Three Australian states have already adopted laws making it an offence for priests to fail to report the confessions of child sex abuse. However, priests in these states -- the Australian Capital Territory, South Australia, and Tasmania -- have said that they are "willing to go to jail" rather than break the seal of confessional.

Other recommendations by the Royal Commission into Institutional Responses to Child Sexual Abuse included requests that the Holy See change canon law in some areas, such as abolishing the statute of limitations in cases of sexual abuse. The Australian bishops noted that they had passed along these requests to the Holy See.

The Royal Commission also recommended that the Australian bishops request the Holy See consider voluntary celibacy for diocesan clergy and "implement measures to address the risks of harm to children and the potential psychological and sexual dysfunction associated with a celibate rule of religious life," including a consideration of "shorter terms of celibate commitment, and/or voluntary celibacy."

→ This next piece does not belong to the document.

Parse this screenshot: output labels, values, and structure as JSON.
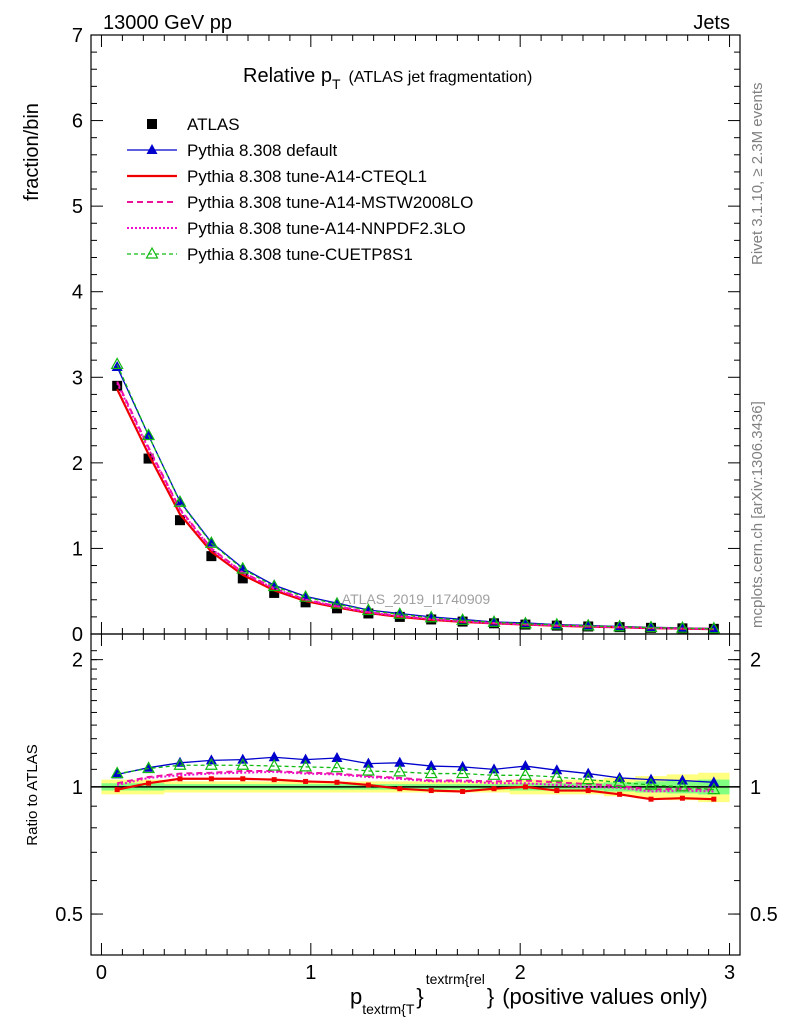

The Australian bishops responded that they are "seeking expert theological and canonical advice and .. is in consultation with the Holy See." The Catholic Religious Association will also commission research on potential dysfunctions associated with celibate life.

"Inadequate initial and continuing formation of priests and religious for celibate living may have contributed to a heightened risk of child sexual abuse, but not celibacy as a state of life in and of itself," the bishops responded.

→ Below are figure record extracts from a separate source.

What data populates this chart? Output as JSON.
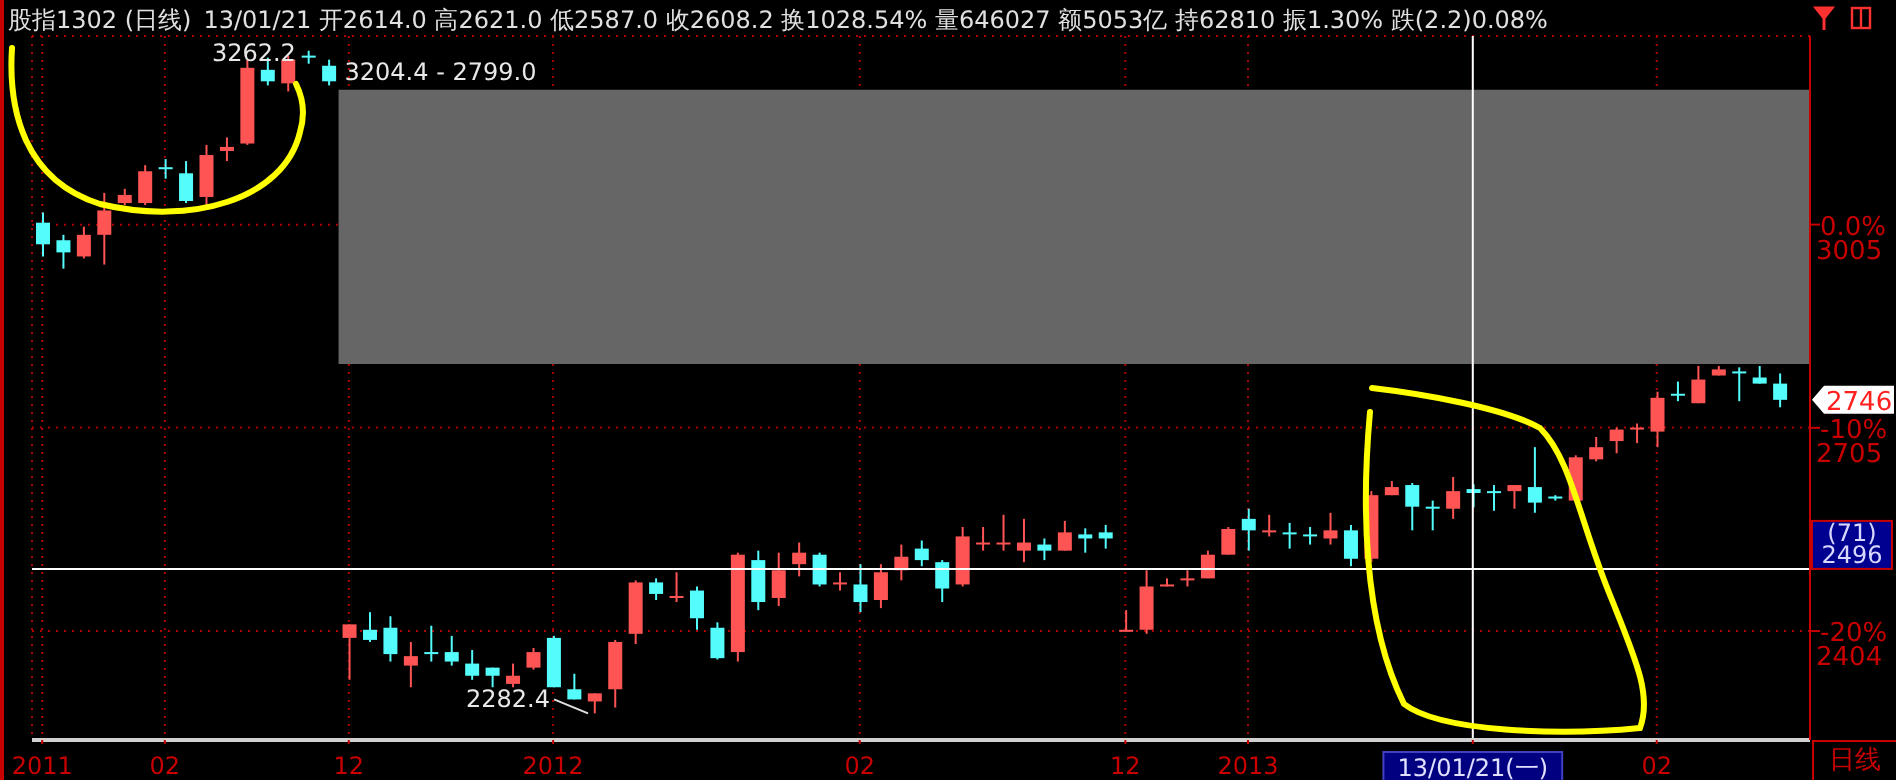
{
  "chart_data": {
    "type": "candlestick",
    "title": "股指1302 (日线)",
    "xlabel": "日线",
    "subtitle": "13/01/21 开2614.0 高2621.0 低2587.0 收2608.2 换1028.54% 量646027 额5053亿 持62810 振1.30% 跌(2.2)0.08%",
    "annotations": [
      "3262.2",
      "2282.4",
      "2746"
    ],
    "categories": [
      "2011",
      null,
      null,
      null,
      null,
      null,
      "02",
      null,
      null,
      null,
      null,
      null,
      null,
      null,
      null,
      "12",
      null,
      null,
      null,
      null,
      null,
      null,
      null,
      null,
      null,
      "2012",
      null,
      null,
      null,
      null,
      null,
      null,
      null,
      null,
      null,
      null,
      null,
      null,
      null,
      null,
      "02",
      null,
      null,
      null,
      null,
      null,
      null,
      null,
      null,
      null,
      null,
      null,
      null,
      "12",
      null,
      null,
      null,
      null,
      null,
      "2013",
      null,
      null,
      null,
      null,
      null,
      null,
      null,
      null,
      null,
      null,
      "13/01/21(一)",
      null,
      null,
      null,
      null,
      null,
      null,
      null,
      null,
      "02",
      null,
      null,
      null,
      null,
      null,
      null
    ],
    "ohlc": [
      [
        3008,
        3023,
        2958,
        2976
      ],
      [
        2982,
        2990,
        2940,
        2964
      ],
      [
        2958,
        3002,
        2955,
        2990
      ],
      [
        2990,
        3052,
        2946,
        3026
      ],
      [
        3037,
        3058,
        3034,
        3049
      ],
      [
        3037,
        3093,
        3034,
        3084
      ],
      [
        3090,
        3102,
        3073,
        3087
      ],
      [
        3081,
        3099,
        3037,
        3040
      ],
      [
        3046,
        3123,
        3034,
        3108
      ],
      [
        3114,
        3134,
        3099,
        3120
      ],
      [
        3125,
        3249,
        3123,
        3237
      ],
      [
        3234,
        3252,
        3211,
        3217
      ],
      [
        3214,
        3255,
        3202,
        3249
      ],
      [
        3255,
        3262.2,
        3243,
        3252
      ],
      [
        3240,
        3249,
        3211,
        3217
      ],
      [
        2394,
        2414,
        2332,
        2414
      ],
      [
        2406,
        2432,
        2388,
        2391
      ],
      [
        2409,
        2426,
        2359,
        2370
      ],
      [
        2353,
        2388,
        2321,
        2367
      ],
      [
        2373,
        2412,
        2359,
        2370
      ],
      [
        2373,
        2397,
        2353,
        2359
      ],
      [
        2356,
        2376,
        2332,
        2338
      ],
      [
        2350,
        2350,
        2321,
        2338
      ],
      [
        2326,
        2356,
        2321,
        2338
      ],
      [
        2350,
        2379,
        2347,
        2373
      ],
      [
        2394,
        2397,
        2321,
        2321
      ],
      [
        2318,
        2341,
        2303,
        2303
      ],
      [
        2300,
        2312,
        2282.4,
        2312
      ],
      [
        2318,
        2391,
        2291,
        2388
      ],
      [
        2400,
        2479,
        2385,
        2476
      ],
      [
        2476,
        2482,
        2450,
        2459
      ],
      [
        2453,
        2491,
        2447,
        2456
      ],
      [
        2464,
        2470,
        2406,
        2423
      ],
      [
        2409,
        2417,
        2362,
        2364
      ],
      [
        2373,
        2520,
        2359,
        2517
      ],
      [
        2509,
        2523,
        2435,
        2447
      ],
      [
        2453,
        2520,
        2441,
        2494
      ],
      [
        2503,
        2535,
        2485,
        2520
      ],
      [
        2517,
        2520,
        2470,
        2473
      ],
      [
        2476,
        2491,
        2464,
        2476
      ],
      [
        2473,
        2503,
        2432,
        2447
      ],
      [
        2450,
        2503,
        2438,
        2491
      ],
      [
        2494,
        2532,
        2479,
        2514
      ],
      [
        2526,
        2538,
        2500,
        2509
      ],
      [
        2506,
        2509,
        2447,
        2467
      ],
      [
        2473,
        2558,
        2470,
        2544
      ],
      [
        2535,
        2558,
        2523,
        2535
      ],
      [
        2535,
        2576,
        2523,
        2535
      ],
      [
        2523,
        2570,
        2506,
        2535
      ],
      [
        2532,
        2541,
        2509,
        2523
      ],
      [
        2523,
        2567,
        2523,
        2550
      ],
      [
        2547,
        2556,
        2520,
        2541
      ],
      [
        2550,
        2561,
        2526,
        2541
      ],
      [
        2403,
        2435,
        2403,
        2406
      ],
      [
        2406,
        2494,
        2400,
        2470
      ],
      [
        2473,
        2482,
        2470,
        2473
      ],
      [
        2482,
        2494,
        2470,
        2482
      ],
      [
        2482,
        2523,
        2482,
        2517
      ],
      [
        2517,
        2558,
        2517,
        2555
      ],
      [
        2570,
        2585,
        2523,
        2553
      ],
      [
        2553,
        2576,
        2544,
        2553
      ],
      [
        2550,
        2564,
        2526,
        2550
      ],
      [
        2547,
        2558,
        2532,
        2547
      ],
      [
        2541,
        2579,
        2532,
        2553
      ],
      [
        2553,
        2561,
        2500,
        2511
      ],
      [
        2511,
        2611,
        2506,
        2605
      ],
      [
        2605,
        2626,
        2605,
        2617
      ],
      [
        2620,
        2623,
        2553,
        2588
      ],
      [
        2588,
        2597,
        2553,
        2588
      ],
      [
        2585,
        2632,
        2570,
        2611
      ],
      [
        2614.0,
        2621.0,
        2587.0,
        2608.2
      ],
      [
        2611,
        2620,
        2582,
        2611
      ],
      [
        2611,
        2620,
        2585,
        2620
      ],
      [
        2617,
        2676,
        2579,
        2594
      ],
      [
        2603,
        2605,
        2597,
        2603
      ],
      [
        2597,
        2664,
        2594,
        2661
      ],
      [
        2658,
        2691,
        2655,
        2676
      ],
      [
        2685,
        2705,
        2667,
        2702
      ],
      [
        2705,
        2711,
        2682,
        2705
      ],
      [
        2699,
        2758,
        2676,
        2749
      ],
      [
        2755,
        2773,
        2744,
        2755
      ],
      [
        2741,
        2796,
        2741,
        2776
      ],
      [
        2782,
        2796,
        2782,
        2791
      ],
      [
        2788,
        2794,
        2744,
        2788
      ],
      [
        2779,
        2796,
        2770,
        2770
      ],
      [
        2770,
        2785,
        2735,
        2746
      ]
    ],
    "colors": [
      "#54fcfc",
      "#54fcfc",
      "#ff5454",
      "#ff5454",
      "#ff5454",
      "#ff5454",
      "#54fcfc",
      "#54fcfc",
      "#ff5454",
      "#ff5454",
      "#ff5454",
      "#54fcfc",
      "#ff5454",
      "#54fcfc",
      "#54fcfc",
      "#ff5454",
      "#54fcfc",
      "#54fcfc",
      "#ff5454",
      "#54fcfc",
      "#54fcfc",
      "#54fcfc",
      "#54fcfc",
      "#ff5454",
      "#ff5454",
      "#54fcfc",
      "#54fcfc",
      "#ff5454",
      "#ff5454",
      "#ff5454",
      "#54fcfc",
      "#ff5454",
      "#54fcfc",
      "#54fcfc",
      "#ff5454",
      "#54fcfc",
      "#ff5454",
      "#ff5454",
      "#54fcfc",
      "#ff5454",
      "#54fcfc",
      "#ff5454",
      "#ff5454",
      "#54fcfc",
      "#54fcfc",
      "#ff5454",
      "#ff5454",
      "#ff5454",
      "#ff5454",
      "#54fcfc",
      "#ff5454",
      "#54fcfc",
      "#54fcfc",
      "#ff5454",
      "#ff5454",
      "#ff5454",
      "#ff5454",
      "#ff5454",
      "#ff5454",
      "#54fcfc",
      "#ff5454",
      "#54fcfc",
      "#54fcfc",
      "#ff5454",
      "#54fcfc",
      "#ff5454",
      "#ff5454",
      "#54fcfc",
      "#54fcfc",
      "#ff5454",
      "#54fcfc",
      "#54fcfc",
      "#ff5454",
      "#54fcfc",
      "#54fcfc",
      "#ff5454",
      "#ff5454",
      "#ff5454",
      "#ff5454",
      "#ff5454",
      "#54fcfc",
      "#ff5454",
      "#ff5454",
      "#54fcfc",
      "#54fcfc",
      "#54fcfc"
    ],
    "ylim": [
      2243,
      3284
    ],
    "yticks": [
      3005,
      2705,
      2404
    ],
    "y2lim": [
      -25.36,
      9.28
    ],
    "y2ticks": [
      {
        "value": 0,
        "label": "0.0%"
      },
      {
        "value": -10,
        "label": "-10%"
      },
      {
        "value": -20,
        "label": "-20%"
      }
    ],
    "ref_lines": [
      {
        "axis": "y",
        "value": 2496,
        "label": "(71) 2496",
        "color": "#ffffff"
      },
      {
        "axis": "x",
        "value": "13/01/21(一)",
        "color": "#ffffff"
      }
    ],
    "bands": [
      {
        "axis": "y",
        "from": 2799.0,
        "to": 3204.4,
        "label": "3204.4 - 2799.0",
        "color": "#666666"
      }
    ],
    "grid": true
  }
}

Australian Associated Press said that Archbishop Coleridge told reporters on Friday, "There is a dark side to celibacy. I am the first to admit it, especially when it is accompanied by poor formation." But the bishops emphasised that the Royal Commission did not find "a causal connection between celibacy and child sexual abuse."

The Anglican church in Australia, which allows for married clergy, had nearly 1,100 child sexual abuse claims over the 35 years, according to the final report of the commission, which was released in Dec. 2017.

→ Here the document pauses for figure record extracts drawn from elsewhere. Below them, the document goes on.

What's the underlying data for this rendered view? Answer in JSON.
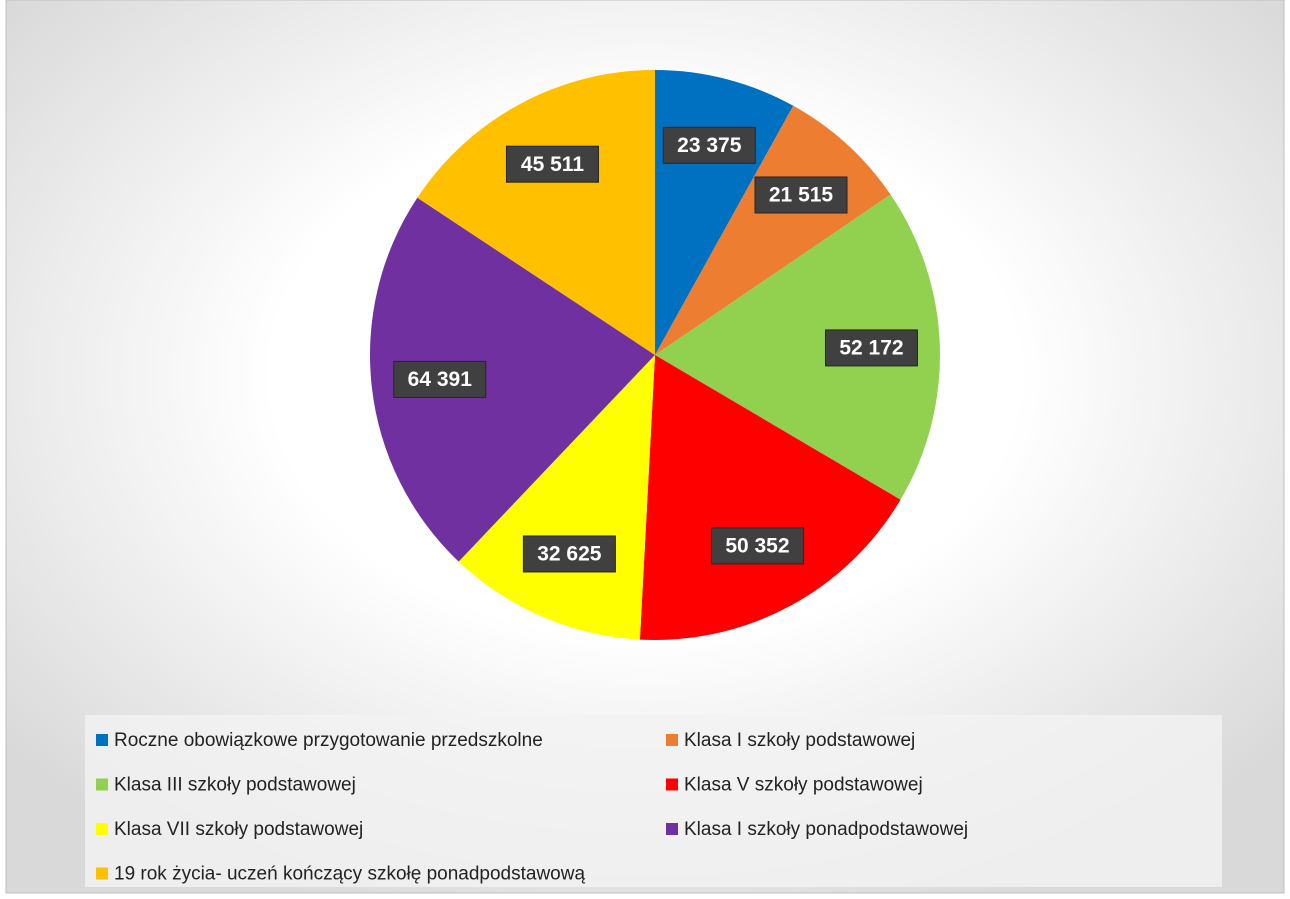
{
  "chart_data": {
    "type": "pie",
    "categories": [
      "Roczne obowiązkowe przygotowanie przedszkolne",
      "Klasa I szkoły podstawowej",
      "Klasa III szkoły podstawowej",
      "Klasa V szkoły podstawowej",
      "Klasa VII szkoły podstawowej",
      "Klasa I szkoły ponadpodstawowej",
      "19 rok życia- uczeń kończący szkołę ponadpodstawową"
    ],
    "values": [
      23375,
      21515,
      52172,
      50352,
      32625,
      64391,
      45511
    ],
    "value_labels": [
      "23 375",
      "21 515",
      "52 172",
      "50 352",
      "32 625",
      "64 391",
      "45 511"
    ],
    "colors": [
      "#0070c0",
      "#ed7d31",
      "#92d050",
      "#ff0000",
      "#ffff00",
      "#7030a0",
      "#ffc000"
    ]
  }
}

The five-year inquiry examined sex abuse in Australian schools, churches, and sports clubs, and has set up a government program to financially compensate victims.

The Catholic church was the first non-government institution in Australia to commit to this financial compensation program, which started on July 1, 2018, and will offer compensation totally $2.9 billion to approximately 60,000 Australians.

The compensation per victim is capped at $110,000 and the average payments are expected to be around  $49,000.

Earlier this year, Archbishop Philip Wilson of Adelaide was convicted of failing to report sex abuse by a priest in the 1970s. Pope Francis accepted Wilson's resignation in July.

In April, Cardinal George Pell pleaded not guilty to several charges of sexual abuse from the 1970s and 1990s. Pell is currently on a leave of absence from his role as the Vatican's Prefect of the Secretariat for the Economy.